On 5 Apr 2012, David C. Rankin spake thusly:
I read that. What are you saying that we are being
bitten by in there? Most of
it was Greek, but the only thing I could draw from it is that some of the new
C++11 implementation is now clashing with old code in TDE causing it to be
interpreted by the compiler as something other than what it was designed to be.

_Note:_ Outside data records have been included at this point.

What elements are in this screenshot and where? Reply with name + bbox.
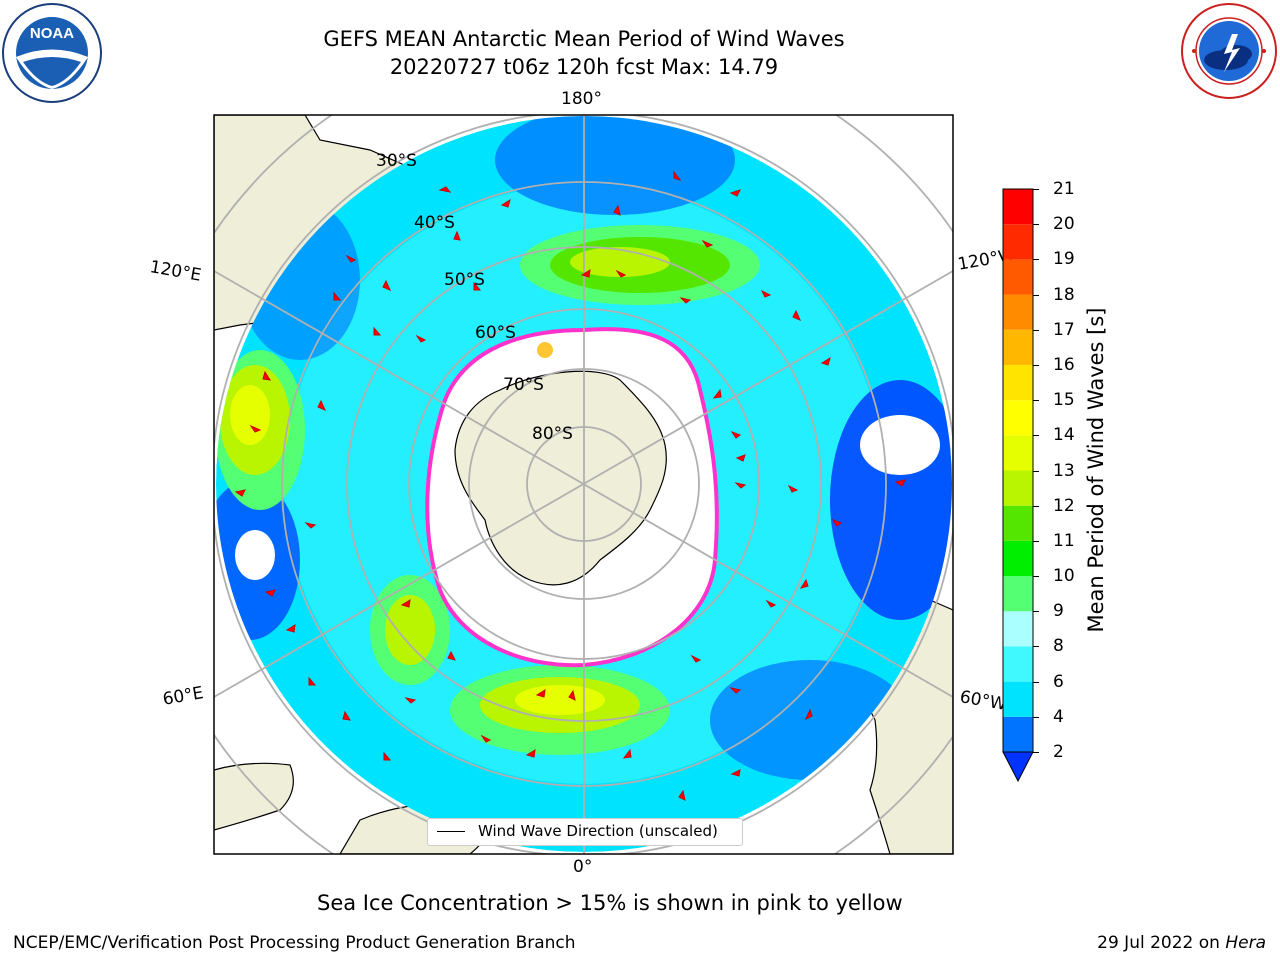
colorbar-tick-label: 20 — [1053, 214, 1075, 235]
antarctica — [454, 370, 667, 586]
colorbar-tick-mark — [1033, 294, 1039, 296]
colorbar-tick-mark — [1033, 716, 1039, 718]
colorbar-segment — [1003, 224, 1033, 260]
colorbar-tick-mark — [1033, 224, 1039, 226]
map-title: GEFS MEAN Antarctic Mean Period of Wind … — [323, 27, 845, 51]
colorbar-tick-label: 4 — [1053, 706, 1064, 727]
colorbar-tick-mark — [1033, 611, 1039, 613]
colorbar-segment — [1003, 364, 1033, 401]
colorbar-segment — [1003, 646, 1033, 682]
nws-logo — [1180, 2, 1278, 100]
footer-date: 29 Jul 2022 on Hera — [1097, 933, 1266, 953]
colorbar-tick-mark — [1033, 189, 1039, 190]
colorbar-segment — [1003, 716, 1033, 752]
colorbar-tick-label: 12 — [1053, 495, 1075, 516]
colorbar-tick-label: 8 — [1053, 636, 1064, 657]
lat-label-80s: 80°S — [532, 424, 573, 444]
colorbar-segment — [1003, 329, 1033, 365]
colorbar-segment — [1003, 435, 1033, 471]
colorbar-tick-mark — [1033, 470, 1039, 472]
colorbar-segment — [1003, 400, 1033, 436]
colorbar-segment — [1003, 294, 1033, 330]
colorbar-segment — [1003, 611, 1033, 647]
colorbar-tick-label: 6 — [1053, 671, 1064, 692]
colorbar-segment — [1003, 259, 1033, 295]
colorbar-tick-label: 2 — [1053, 742, 1064, 762]
colorbar-tick-label: 17 — [1053, 319, 1075, 340]
lat-label-40s: 40°S — [414, 213, 455, 233]
colorbar-tick-mark — [1033, 435, 1039, 437]
colorbar-tick-label: 18 — [1053, 284, 1075, 305]
colorbar-tick-label: 21 — [1053, 179, 1075, 199]
colorbar-tick-mark — [1033, 540, 1039, 542]
lat-label-50s: 50°S — [444, 270, 485, 290]
colorbar-tick-mark — [1033, 576, 1039, 578]
colorbar-tick-mark — [1033, 646, 1039, 648]
colorbar-segment — [1003, 681, 1033, 717]
colorbar-tick-mark — [1033, 400, 1039, 402]
graticule — [214, 115, 953, 854]
lon-label-180: 180° — [561, 89, 602, 109]
colorbar-tick-mark — [1033, 259, 1039, 261]
colorbar-tick-mark — [1033, 505, 1039, 507]
svg-text:NOAA: NOAA — [30, 25, 74, 42]
colorbar-tick-mark — [1033, 329, 1039, 331]
colorbar-segment — [1003, 189, 1033, 225]
colorbar-tick-label: 15 — [1053, 390, 1075, 411]
lat-label-30s: 30°S — [376, 151, 417, 171]
legend-line-swatch — [437, 831, 465, 832]
colorbar-segment — [1003, 505, 1033, 541]
noaa-logo: NOAA — [1, 2, 103, 104]
colorbar-tick-mark — [1033, 364, 1039, 366]
legend-label: Wind Wave Direction (unscaled) — [478, 822, 718, 840]
colorbar-segment — [1003, 470, 1033, 506]
sea-ice-note: Sea Ice Concentration > 15% is shown in … — [317, 891, 903, 915]
lat-label-70s: 70°S — [503, 375, 544, 395]
colorbar-tick-label: 13 — [1053, 460, 1075, 481]
colorbar-tick-mark — [1033, 681, 1039, 683]
map-subtitle: 20220727 t06z 120h fcst Max: 14.79 — [389, 55, 779, 79]
colorbar-tick-mark — [1033, 752, 1039, 753]
footer-machine: Hera — [1225, 933, 1266, 953]
colorbar-segment — [1003, 576, 1033, 612]
colorbar-tick-label: 11 — [1053, 530, 1075, 551]
colorbar-tick-label: 16 — [1053, 354, 1075, 375]
colorbar-tick-label: 14 — [1053, 425, 1075, 446]
lat-label-60s: 60°S — [475, 323, 516, 343]
footer-branch: NCEP/EMC/Verification Post Processing Pr… — [13, 933, 576, 953]
colorbar-label: Mean Period of Wind Waves [s] — [1084, 307, 1108, 633]
colorbar-tick-label: 10 — [1053, 566, 1075, 587]
map-legend: Wind Wave Direction (unscaled) — [427, 818, 743, 846]
colorbar-tick-label: 19 — [1053, 249, 1075, 270]
colorbar-extend-min — [1002, 751, 1034, 783]
colorbar — [1002, 188, 1034, 783]
colorbar-segment — [1003, 540, 1033, 577]
footer-date-text: 29 Jul 2022 on — [1097, 933, 1226, 953]
wind-wave-direction-arrows — [234, 170, 906, 801]
lon-label-0: 0° — [573, 857, 593, 877]
colorbar-tick-label: 9 — [1053, 601, 1064, 622]
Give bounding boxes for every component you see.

Definitely not. The C++11 stuff only applies when the appropriate -std
option is specified, which it had bloody well better not be in this case
because C++11 and C++99 have different libstdc++ ABIs (e.g. the size of
an STL list<> is different).
-> G++ now sets the predefined macro __cplusplus to
the correct value, 199711L
for C++98/03, and 201103L for C++11.
That's the same as always for C++98/03: only C++11 is different (which
couldn't be set to the right value before owing to lack of a time
machine).
-> G++ now correctly implements the two-phase
lookup rules such that an
unqualified name used in a template must have an appropriate declaration found
either in scope at the point of definition of the template or by
argument-dependent lookup at the point of instantiation.
At last!
How you check for this stuff is way beyond me....
Wait for a failure, then move the errant definition up a bit. (This may
require creating new header files here and there, I suppose.)
It's just code motion, not rewriting. Not hard.